Reduce dal successo (non solo in termini di ascolto ma anche da parte della critica) del Barbiere di Siviglia di Rossini, l’Opera di Roma e Rai Cultura tornano a produrre un film-opera, affidando di nuovo la cura del progetto a Mario Martone, che disegna una Traviata superba e inedita per coerenza stilistica, moltiplicazione di piani espressivi e dei perimetri ambientali, ma soprattutto per l’appassionato coinvolgimento emotivo, per la dialettica incessante che passa canto musica recitazione, che Martone vuole trasmettere al pubblico, oltre le panoramiche anguste dello schermo televisivo. Sul podio, come per Rossini, Daniele Gatti, nel ruolo del titolo la soprano americano di origine cubana Lisette Oropesa, e accanto a lei il tenore Saimir Pirgu nei panni di Alfredo e il baritono Roberto Frontali in quelli di Giorgio Germont. “Il barbiere di Siviglia e La traviata”, dice Martone, “in questa forma mista tra teatro, cinema e televisione, erano scommesse difficili, considerando i tempi strettissimi di ripresa. Il risultato non era affatto scontato. È stato un vero coinvolgimento artistico e professionale, che spero apra anche nuove prospettive per il futuro”. Martone utilizza con apparente semplicità e armoniosa destrezza il carico che la macchina scenica dell’Opera di Roma gli pone davanti. Un dispositivo che Martone “usa” con brillante normalità, anche in tempo di Covid, quali erano quelli in cui il film è stato girato. Tutti gli spazi del teatro, partendo dalla platea svuotata dei suoi arredi, sono agiti dalla camera di Martone (solo una puntata “fuori porta” a Caracalla per il duello fra Duphol e Alfredo), protagonisti essi stessi, chiamati a rilanciare e amplificare il movimento, il passaggio da uno stato d”animo all’altro, da una delusione a una eccitazione, da un addio a un ritrovarsi, da un sacrificio a una condivisione. Una operazione vincente (e convincente) che Martone ha definito: “teatro che si scioglie in cinema, che cambia il suo stato fisico e diventa fluido, penetrando nelle pieghe della partitura, cogliendone ogni elemento drammaturgico”. Roberto Gabbiani è il maestro del coro, coreografie, costumi e luci rispettivamente di Michela Lucenti, Anna Biagiotti e Pasquale Mari. (G.Rizza)

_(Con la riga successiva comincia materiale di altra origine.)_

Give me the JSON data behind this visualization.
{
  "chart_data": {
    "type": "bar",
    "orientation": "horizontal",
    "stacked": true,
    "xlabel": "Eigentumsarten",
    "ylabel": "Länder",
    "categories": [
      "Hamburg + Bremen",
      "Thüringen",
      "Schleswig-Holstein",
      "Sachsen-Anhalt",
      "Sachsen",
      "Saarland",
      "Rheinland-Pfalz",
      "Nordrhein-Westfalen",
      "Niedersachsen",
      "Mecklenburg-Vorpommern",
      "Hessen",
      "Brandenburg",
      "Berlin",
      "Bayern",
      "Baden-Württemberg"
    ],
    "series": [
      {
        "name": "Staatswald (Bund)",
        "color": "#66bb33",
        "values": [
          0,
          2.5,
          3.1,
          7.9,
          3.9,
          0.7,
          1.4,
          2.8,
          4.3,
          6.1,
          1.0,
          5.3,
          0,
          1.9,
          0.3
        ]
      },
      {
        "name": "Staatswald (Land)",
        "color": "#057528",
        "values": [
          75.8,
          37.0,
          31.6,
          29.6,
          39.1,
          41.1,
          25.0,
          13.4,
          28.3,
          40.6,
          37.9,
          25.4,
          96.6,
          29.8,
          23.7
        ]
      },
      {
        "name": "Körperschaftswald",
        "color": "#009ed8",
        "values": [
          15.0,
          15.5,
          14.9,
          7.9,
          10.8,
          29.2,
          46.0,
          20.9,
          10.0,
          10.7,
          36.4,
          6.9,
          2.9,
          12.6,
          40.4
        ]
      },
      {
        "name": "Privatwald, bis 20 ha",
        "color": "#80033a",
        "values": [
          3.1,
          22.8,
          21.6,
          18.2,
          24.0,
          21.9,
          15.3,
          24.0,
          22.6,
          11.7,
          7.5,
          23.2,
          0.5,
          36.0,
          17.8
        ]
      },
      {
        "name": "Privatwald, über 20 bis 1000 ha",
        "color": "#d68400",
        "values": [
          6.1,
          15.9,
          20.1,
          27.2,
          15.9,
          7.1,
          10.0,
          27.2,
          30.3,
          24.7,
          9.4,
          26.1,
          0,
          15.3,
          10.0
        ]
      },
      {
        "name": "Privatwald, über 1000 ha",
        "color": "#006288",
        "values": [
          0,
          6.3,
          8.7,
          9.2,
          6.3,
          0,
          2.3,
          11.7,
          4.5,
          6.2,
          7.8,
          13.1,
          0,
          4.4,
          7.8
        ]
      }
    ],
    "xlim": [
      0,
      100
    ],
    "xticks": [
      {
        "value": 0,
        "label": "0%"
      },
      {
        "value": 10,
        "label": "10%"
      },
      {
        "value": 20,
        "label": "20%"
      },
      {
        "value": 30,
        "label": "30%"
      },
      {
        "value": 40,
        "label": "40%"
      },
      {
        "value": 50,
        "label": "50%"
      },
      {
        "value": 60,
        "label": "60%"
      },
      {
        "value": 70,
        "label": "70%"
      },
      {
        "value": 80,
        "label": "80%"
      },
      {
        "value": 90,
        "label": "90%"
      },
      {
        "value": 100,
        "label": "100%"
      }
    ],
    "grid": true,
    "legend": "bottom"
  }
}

MERCOLEDÌ 10 MAGGIO, ORE 16.30
Maria Callas At Covent Garden – London 1962 & 1964 di Franco Zeffirelli, Georges Prêtre e Carlo Felice Cillario (Regno Unito, 1964, 70’). Introducono Giovanni Vitali (Maggio Musicale Fiorentino) e il critico Gabriele Rizza.
Poche esibizioni di Maria Callas sono state filmate, si intuisce quindi quanto siano speciali i due concerti di gala registrati alla Royal Opera House, Covent Garden, nel 1962 e nel 196. Il 4 novembre del 1962 il pubblico televisivo accolse con entusiasmo la trasmissione in diretta del concerto in cui la diva si esibiva insieme ad altri artisti di talento. I fan furono particolarmente felici della performance, che smentiva nettamente la diceria secondo la quale la sua voce avesse iniziato a cedere. La soprano canta “Tu che le vanita” dal Don Carlo di Verdi e interpreta la zingara civettuola nell’Habanera e infine un brano tratto dalla Carmen di Bizet. Nel 1963 la Callas rimane a Parigi e si limita a registrare occasionalmente per la EMI. È nell’anno successivo che arriva il suo ultimo trionfo: fu la sua apparizione nella Tosca di Puccini al Covent Garden nel 1964. Il regista era Franco Zeffirelli e nel ruolo di Scarpia c’era il baritono Tito Gobbi.